British United Shoe Machinery - Failed Flotation, Apax Partners and Pension Collapse

Failed Flotation, Apax Partners and Pension Collapse

Initial optimism turned sour and the flotation was cancelled, leading to its acquisition in 1995 by Venture Capitalists Apax for £131M. John Foster retired in 1996 and received an OBE. Apax appointed Dr Neil Coutts as BUSM Chief Executive and later that year, the company completed its largest ever factory, employing 7000 people in Vietnam.
In 1997, USM-Texon announced they would demerge into British United Shoe Machinery and Texon UK "in order to increase the focus on their respective businesses."
The award-winning Research and Development department's budget was "promptly cut.. by 60 per cent" and Chris Price left for Rolls Royce where he eventually became an Executive Vice President. On completion of the demerger in 1998, Coutts joined Apax owned Dexion which went into receivership in 2003, leaving workers worse off than if they "had never joined the Dexion scheme." Coutts remained a BUSM director, others included Jon Moulton, the Apax former head of Buyouts and Roger Earl. Earl was to head the 2000 Management buyout in which Moulton was the majority shareholder and controlling interest. Tim Wright of Apax was a common director of both BUSM and Texon's parent company. The company failed to thrive. In February 2000, Crispin, a key IT asset, was sold by installments to Texon, allegedly at a knock down price. The company continued to manufacture machinery, producing a stock pile which remained unsold until purchased from the Administrator by the management buy out company. On 14 September 2000 the USM-Texon scheme transferred assets into the BUSM plan set up in March 1999. On 30 September a new valuation of this scheme showed it needed payment of £2.3m to meet Guaranteed Minimum Pension. Around 1 October, the third and final installment for Crispin was paid and on 4 October the bank put in Administrators.
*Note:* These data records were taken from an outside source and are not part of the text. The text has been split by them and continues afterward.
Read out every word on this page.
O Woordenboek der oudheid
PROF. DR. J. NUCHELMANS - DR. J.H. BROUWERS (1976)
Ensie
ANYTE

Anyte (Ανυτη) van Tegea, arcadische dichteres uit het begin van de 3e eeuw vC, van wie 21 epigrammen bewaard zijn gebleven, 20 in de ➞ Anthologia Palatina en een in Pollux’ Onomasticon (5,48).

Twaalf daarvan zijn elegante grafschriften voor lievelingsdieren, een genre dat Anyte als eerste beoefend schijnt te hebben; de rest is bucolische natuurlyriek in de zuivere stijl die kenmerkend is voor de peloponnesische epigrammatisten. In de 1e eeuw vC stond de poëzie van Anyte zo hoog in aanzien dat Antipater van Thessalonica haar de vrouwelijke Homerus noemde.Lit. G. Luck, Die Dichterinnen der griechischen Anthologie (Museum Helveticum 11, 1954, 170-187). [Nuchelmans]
The failure caused little initial surprise or anger as shop floor Convenor and Pensions Trustee Bob Duncan had long assured workers that whatever happened to the Company their pensions were safe. Unfortunately and unknown to Duncan, the official advice on which this was based on simply wasn't true. As one of four Judicial Review litigants, Duncan played a key part in Dr Ros Altmann’s eventually successful Pensionstheft campaign. Invited to give evidence before the Public Administration Select Committee, Duncan blamed the government’s misleading information. The Committee agreed.

Once the Independent Trustee revealed the full extent of the pension loss in January 2002, Apax’s alleged role in the collapse of the company came under scrutiny. Three separate complaints were made, all rejected on the grounds of jurisdiction leading Dr Ashok Kumar MP to tell Parliament that "Some serious joined-up thinking is needed on all these issues". Duncan complained to OPRA but this organisation at that time could only investigate alleged wrongdoing by Trustees and notoriously lacked effectiveness The regulator did say that the complaint contained information which "might be of interest to the DTI" though a dossier submitted via Patricia Hewitt under Section 447 the Companies Act 1985 was rejected as the DTI could not investigate unincorporated bodies such as pension schemes, an investigation was unlikely to be effective, and complaints were best handled by the Pensions Ombudsman.

Workers then complained to the Pensions Advisory Service and then to the Pensions Ombudsman. Apax’ solicitors immediately challenged his right to investigate a share holder under the PENSION SCHEMES ACT 1993, PART X which limits jurisdiction to scheme trustees, managers or employers. This forced the Ombudsman to drop the lead case and to advise others that "any complaints against directors of Texon or Apax would be outside the Pensions Ombudsman's jurisdiction as they are not employers, trustees, managers, or administrators in relation to the BUSM Pension Plan". Following advice from Ros Altmann workers went to see their MPs, and also found strong support from both National and local newspapers. They blamed Apax for having engineered the collapse Edward Garnier named Sir Ronald Cohen and asked what discussions "ministers have had..about the collapse of the pension scheme". Patricia Hewitt, the Health Secretary and a local MP also called for an enquiry. In a letter to Alan Johnson MP,the Department of Trade and Industry minister, she recommended "that the Companies Investigation Branch should look at the concerns raised by my constituent. It may be that the problem falls between DTI and OPRA; but it is clearly important that such serious allegations are properly investigated." The response merely referred to the CIB investigation in 2002 and its conclusion that "the issues raised were best dealt with by other bodies." Garnier raised the issue again with the new Minister for Pensions Reform Stephen Timms citing the "mysterious circumstances" under which the pensions disappeared. Timms agreed to "look into" the complaints saying that "in recent years, there have been too many instances of that kind." The press expected a proper enquiry. In September 2005 Timms wrote back to Edward Garnier saying that the Pensions Regulator had found no breach of Pensions Regulations, though the Pensions Ombudsman was still investigating two complaints. Neither organisation of course could investigate Apax so Timms' "investigation" revealed nothing new.